At first glance, many of the Supernanny’s suggestions would seem applicable to parents of children with Fragile X syndrome. This includes the implementation of daily routines and adhering to a consistent set of previously agreed upon consequences. The naughty chair is a new and clever way to refer to “time out,” which can be an appropriate consequence for misbehavior by children with Fragile X syndrome. But the manner in which these approaches are applied is where we must pause. Several points bear mention here:

  • The Supernanny provides the children with a great deal of verbal explanation, which is counter-therapeutic to individuals with Fragile X syndrome. Short and concise directions are more effective for children with language delays and attention issues.
  • The formula of one minute in the naughty chair for each year of age is too long for children with developmental delays and poor impulse control.
  • Time out should be linked to a specific behavior, and when the time has elapsed the child should be allowed to rejoin the classroom, group or family activity. But the Supernanny requires children to apologize before they can rejoin. If they do not, she recommends placing them back in the chair. Requiring a child with Fragile X syndrome to apologize confounds the presenting infraction with a behavioral dilemma. The child is not only being punished for the original infraction, but then runs the risk of additional punishment for being unable to apologize. This complex behavioral expectation can be provocative. For example, we know that individuals with Fragile X syndrome are often unable to speak on command due to their language delays and performance anxiety. Holding out for an apology may distract from a positive and compliant outcome.

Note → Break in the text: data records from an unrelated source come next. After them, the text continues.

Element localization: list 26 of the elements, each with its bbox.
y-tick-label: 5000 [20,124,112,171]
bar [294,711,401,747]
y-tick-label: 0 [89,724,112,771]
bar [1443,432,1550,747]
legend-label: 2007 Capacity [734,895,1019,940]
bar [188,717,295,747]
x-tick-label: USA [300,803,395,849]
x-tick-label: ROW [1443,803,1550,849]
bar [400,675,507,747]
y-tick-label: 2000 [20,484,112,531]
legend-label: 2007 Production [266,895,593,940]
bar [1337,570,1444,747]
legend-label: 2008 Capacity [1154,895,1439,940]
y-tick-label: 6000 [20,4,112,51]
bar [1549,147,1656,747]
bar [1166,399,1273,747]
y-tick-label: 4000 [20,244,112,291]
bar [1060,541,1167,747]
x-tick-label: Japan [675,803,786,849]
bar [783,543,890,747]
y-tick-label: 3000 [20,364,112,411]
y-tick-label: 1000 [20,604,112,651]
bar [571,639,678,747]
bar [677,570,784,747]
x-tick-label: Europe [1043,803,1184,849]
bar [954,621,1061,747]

This short scenario illustrates how one popular parenting program can provide helpful strategies, while at the same time being a prescription for frustration and failure. So what is the bottom line?


Watching parenting programs and/or reading books on the subject can be helpful and somewhat inspiring and normalizing. These programs show how many families struggle with some of the same issues facing families of children with Fragile X syndrome. A new approach can sometimes become a creative remedy for an ongoing behavior problem. The key is to understand that these programs were creating for typically developing children and thus require adaptation to the specific circumstances you may face in parenting a child with Fragile X syndrome.

In summary, use these guidelines when considering the application of popular media approaches:

  • Remember that most programs are developed for typically developing children who do not have a neurobiological disorder.
  • Before implementing any plan, review it with someone who is familiar with Fragile X syndrome and your child.
  • Programs that involve discussion and explanation need to be reviewed carefully, as children with Fragile X syndrome have language delays and sensory deficits.
  • Prioritize the behaviors you want to target. Choose to change behaviors that are most debilitating to the family’s well-being and harmony. These may differ dramatically from those that present in families of typically developing children.
  • Understand that parenting is both one of the most challenging and rewarding experiences in a lifetime. Stay the course and celebrate the successes!